Inspecting Satellite Imagery using Rasterio

A first look at satellite data with Python

At this point, you will have learned different ways of searching for, filtering, and downloading satellite imagery. Now let's use one of these acquired datasets and dig into it a bit with Python.

Here we're going to use a Python library called Rasterio: you may be familiar with it already, or perhaps with the related C library, GDAL. If you've used Numpy before, working with Rasterio will feel very familiar.


In [1]:
from __future__ import division

import math

import rasterio


# This notebook explores a single 4 band (blue, green, red, NIR) PlanetScope scene in a UTM projection.
image_file = "example.tif"

satdat = rasterio.open(image_file)

Basic details

What can we learn about this satellite image using just Python?


In [2]:
# Minimum bounding box in projected units

print(satdat.bounds)


BoundingBox(left=544170.0, bottom=3759147.0, right=550146.0, top=3766416.0)

In [3]:
# Get dimensions, in map units (using the example GeoTIFF, that's meters)

width_in_projected_units = satdat.bounds.right - satdat.bounds.left
height_in_projected_units = satdat.bounds.top - satdat.bounds.bottom

print("Width: {}, Height: {}".format(width_in_projected_units, height_in_projected_units))


Width: 5976.0, Height: 7269.0

In [4]:
# Number of rows and columns.

print("Rows: {}, Columns: {}".format(satdat.height, satdat.width))


Rows: 2423, Columns: 1992

In [5]:
# This dataset's projection uses meters as distance units.  What are the dimensions of a single pixel in meters?

xres = (satdat.bounds.right - satdat.bounds.left) / satdat.width
yres = (satdat.bounds.top - satdat.bounds.bottom) / satdat.height

print(xres, yres)
print("Are the pixels square: {}".format(xres == yres))


3.0 3.0
Are the pixels square: True

In [6]:
# Get coordinate reference system

satdat.crs


Out[6]:
CRS({'init': 'epsg:32611'})

In [7]:
# Convert pixel coordinates to world coordinates.

# Upper left pixel
row_min = 0
col_min = 0

# Lower right pixel.  Rows and columns are zero indexing.
row_max = satdat.height - 1
col_max = satdat.width - 1

# Transform coordinates with the dataset's affine transformation.
topleft = satdat.transform * (row_min, col_min)
botright = satdat.transform * (row_max, col_max)

print("Top left corner coordinates: {}".format(topleft))
print("Bottom right corner coordinates: {}".format(botright))


Top left corner coordinates: (544170.0, 3766416.0)
Bottom right corner coordinates: (551436.0, 3760443.0)

In [8]:
# All of the metadata required to create an image of the same dimensions, datatype, format, etc. is stored in
# one location.

print(satdat.meta)


{'driver': 'GTiff', 'dtype': 'uint16', 'nodata': 0.0, 'width': 1992, 'height': 2423, 'count': 4, 'crs': CRS({'init': 'epsg:32611'}), 'transform': Affine(3.0, 0.0, 544170.0,
       0.0, -3.0, 3766416.0)}

Bands

So far, we haven't done too much geospatial-raster-specific work yet.
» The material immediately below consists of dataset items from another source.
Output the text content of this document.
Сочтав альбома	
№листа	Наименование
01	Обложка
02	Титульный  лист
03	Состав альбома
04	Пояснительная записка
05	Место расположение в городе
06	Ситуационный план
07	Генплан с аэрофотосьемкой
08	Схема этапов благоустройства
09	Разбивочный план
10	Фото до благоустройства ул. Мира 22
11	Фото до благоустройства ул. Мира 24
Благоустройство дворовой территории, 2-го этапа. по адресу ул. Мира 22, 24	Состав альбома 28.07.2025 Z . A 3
Since we know we're inspecting a multispectral satellite image, let's see what we can learn about its bands.


In [9]:
# The dataset reports a band count.
print(satdat.count)

# And provides a sequence of band indexes.  These are one indexing, not zero indexing like Numpy arrays.
print(satdat.indexes)


4
(1, 2, 3, 4)

Because we know we're look at a PlanetScope 4-band analytic satellite image, we can define the bands by their order:


In [10]:
# PlanetScope 4-band band order: BGRN

blue, green, red, nir = satdat.read()

# Or the slightly less efficient:
#    blue = satdat.read(1)
#    green = satdat.read(2)
#    red = satdat.read(3)
#    nir = satdat.read(4)

# Or read the entire dataset into a single 3D array:
#    data = satdat.read()

Pixels

In a raster dataset, each pixel has a value. Pixels are arranged in a grid, and pixels representing equivalent data have the same value:


In [11]:
# Bands are stored as Numpy arrays.

print(type(blue))


<class 'numpy.ndarray'>

In [12]:
# How many dimensions would a single raster band have?  Two dimensions: rows and columns.

print(blue.ndim)


2

In [13]:
# Glimpse at the band's values and datatype.

print(blue)
print(blue.dtype)


[[7261 7137 7087 ... 7015 6868 6891]
 [7180 7076 7166 ... 7387 7391 7431]
 [7424 7436 7443 ... 7497 7713 7760]
 ...
 [7791 7840 8139 ... 7108 7086 7267]
 [7873 8132 8441 ... 7134 7023 7042]
 [8320 8464 8542 ... 6893 6921 6989]]
uint16

In [14]:
# Output a min & max pixel value in each band.

for bidx in satdat.indexes:
    data = satdat.read(bidx)
    print("Band {bidx} min {min} max {max}".format(bidx=bidx, min=data.min(), max=data.max()))


# And an overall min/max for the entire dataset.
    
data = satdat.read()
print("Overall min/max: {} {}".format(data.min(), data.max()))


Band 1 min 3493 max 22058
Band 2 min 2905 max 17846
Band 3 min 2048 max 19242
Band 4 min 1132 max 13004
Overall min/max: 1132 22058

In [15]:
# Let's grab the pixel 2km east and 2km south of the upper left corner

# World coordinates for the desired pixel.
x_coord = satdat.bounds.left - 2000
y_coord = satdat.bounds.top + 2000

# Convert world coordinates to pixel.  World coordinates may not transform precisely to row and column indexes,
# but a Numpy array can only be indexed by integer values.  The 'op' parameter for 'satdat.index()' determines
# how the transformed values are rounded.  In some cases any point falling within a pixel should be considered
# contained, and in other cases only points falling within one portion of the pixels hould be considered contained.
# The 'op' parameter lets users make this decision on their own.  The values must still be cast to integers.
col, row = satdat.index(x_coord, y_coord, op=math.floor)
col = int(col)
row = int(row)


# Now let's look at the value of each band at this pixel
print("Red: {}".format(red[row, col]))
print("Green: {}".format(green[row, col]))
print("Blue: {}".format(blue[row, col]))
print("NIR: {}".format(nir[row, col]))


Red: 3856
Green: 4610
Blue: 5097
NIR: 3208